Ed eccomi qui ancora una volta di fronte ad Almodovar... Ci deve essere qualcosa nei film del regista spagnolo che mi spinge ad andare a vederli, nonostante il fatto che di pochissimi suoi film (in particolare Parla con lei e in parte Volver) io possa dire apertamente che mi sono piaciuti.
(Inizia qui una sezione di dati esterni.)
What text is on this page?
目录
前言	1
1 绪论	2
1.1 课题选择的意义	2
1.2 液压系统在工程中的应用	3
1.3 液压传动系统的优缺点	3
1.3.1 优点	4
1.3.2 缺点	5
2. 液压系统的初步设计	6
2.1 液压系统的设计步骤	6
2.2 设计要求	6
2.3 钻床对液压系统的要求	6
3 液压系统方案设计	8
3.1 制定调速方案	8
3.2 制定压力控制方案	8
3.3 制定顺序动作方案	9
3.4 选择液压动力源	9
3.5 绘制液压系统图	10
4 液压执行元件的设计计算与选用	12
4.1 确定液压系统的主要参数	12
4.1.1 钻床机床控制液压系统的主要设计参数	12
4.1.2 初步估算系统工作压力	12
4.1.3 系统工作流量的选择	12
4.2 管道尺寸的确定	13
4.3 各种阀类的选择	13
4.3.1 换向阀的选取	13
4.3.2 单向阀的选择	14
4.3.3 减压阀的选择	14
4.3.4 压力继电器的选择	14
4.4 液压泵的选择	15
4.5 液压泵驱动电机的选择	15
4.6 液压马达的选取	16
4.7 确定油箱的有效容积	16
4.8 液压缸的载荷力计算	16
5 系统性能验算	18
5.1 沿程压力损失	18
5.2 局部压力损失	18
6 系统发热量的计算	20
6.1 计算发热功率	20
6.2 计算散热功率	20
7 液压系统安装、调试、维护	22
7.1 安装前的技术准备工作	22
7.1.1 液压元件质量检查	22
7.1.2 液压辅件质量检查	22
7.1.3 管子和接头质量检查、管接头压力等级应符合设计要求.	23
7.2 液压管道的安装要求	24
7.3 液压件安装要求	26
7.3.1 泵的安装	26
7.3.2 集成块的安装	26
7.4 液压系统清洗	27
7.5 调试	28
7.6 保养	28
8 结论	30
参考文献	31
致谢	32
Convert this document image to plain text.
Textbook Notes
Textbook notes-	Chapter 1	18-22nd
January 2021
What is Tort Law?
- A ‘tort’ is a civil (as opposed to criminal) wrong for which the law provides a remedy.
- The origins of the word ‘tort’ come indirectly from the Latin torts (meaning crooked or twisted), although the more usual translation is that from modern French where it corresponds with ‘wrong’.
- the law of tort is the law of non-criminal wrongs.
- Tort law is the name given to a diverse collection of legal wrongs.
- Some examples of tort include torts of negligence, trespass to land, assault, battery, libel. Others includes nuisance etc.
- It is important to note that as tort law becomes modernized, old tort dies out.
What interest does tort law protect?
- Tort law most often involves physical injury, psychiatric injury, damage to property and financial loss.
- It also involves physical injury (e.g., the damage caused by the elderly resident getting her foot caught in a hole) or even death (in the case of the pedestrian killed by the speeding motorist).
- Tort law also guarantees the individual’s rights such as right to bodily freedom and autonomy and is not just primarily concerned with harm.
Ed è forse proprio questa la forza del regista, la capacità di rapire lo spettatore al di là della sua vigilanza razionale, bussando alla porta del reame dell'inconscio.
È esattamente ciò che mi è capitato di fronte a quest'ultimo film Gli abbracci spezzati.
Razionalmente non mi è piaciuto; l'ho trovato - come spesso i film di Almodovar - rigido nella narrazione e, al contempo, inutilmente appesantito da parentesi narrative poco funzionali, surreale, ma non abbastanza da togliere la sensazione di un realismo incompiuto, grondante di una drammaticità priva di emozione...
Insomma, un film che non risponde a quello che di solito io cerco nel cinema.
Eppure, ne sono stata in qualche maniera catturata.
Certamente dai colori, firma inconfondibile del regista, il rosso sopra tutti; dai dettagli delle scene, le fantasie fiorate dei tendaggi, i crocifissi colorati alle pareti, gli arredi kitsch; dal simbolismo delle immagini; dal citazionismo e dall'autocitazionismo spinto; dal gusto della meta-narrazione; dalla musa Penelope (Cruz) che si lascia plasmare dalle mani del regista visibile e di quello invisibile.
E alla fine forse ho capito cosa mi cattura di Almodovar e cosa inconsciamente ho finito per amare di questo film: l'amore per il cinema che trasuda da ogni dettaglio.
Quella telecamera che è la vera protagonista della storia, intorno alla quale tutti i personaggi si muovono, è il deus ex machina capace di infondere vita (di celluloide, e quindi non propriamente vera) nelle persone e nei paesaggi spagnoli (quelli che Pedro ama almeno quanto le persone, come in questo caso l'isola di Lanzarote).
Nel gioco di scatole cinesi che il regista ci propone (e in cui vediamo una storia che ci racconta un'altra storia per immagini e che a sua volta ne contiene un'altra), ci rendiamo conto che anche ciascuno di noi in fondo recita la propria vita su quell'enorme set cinematografico - solo apparentemente più realistico - che è il mondo nel quale viviamo, e che il confine tra realtà e finzione è molto più labile di quello che pensiamo.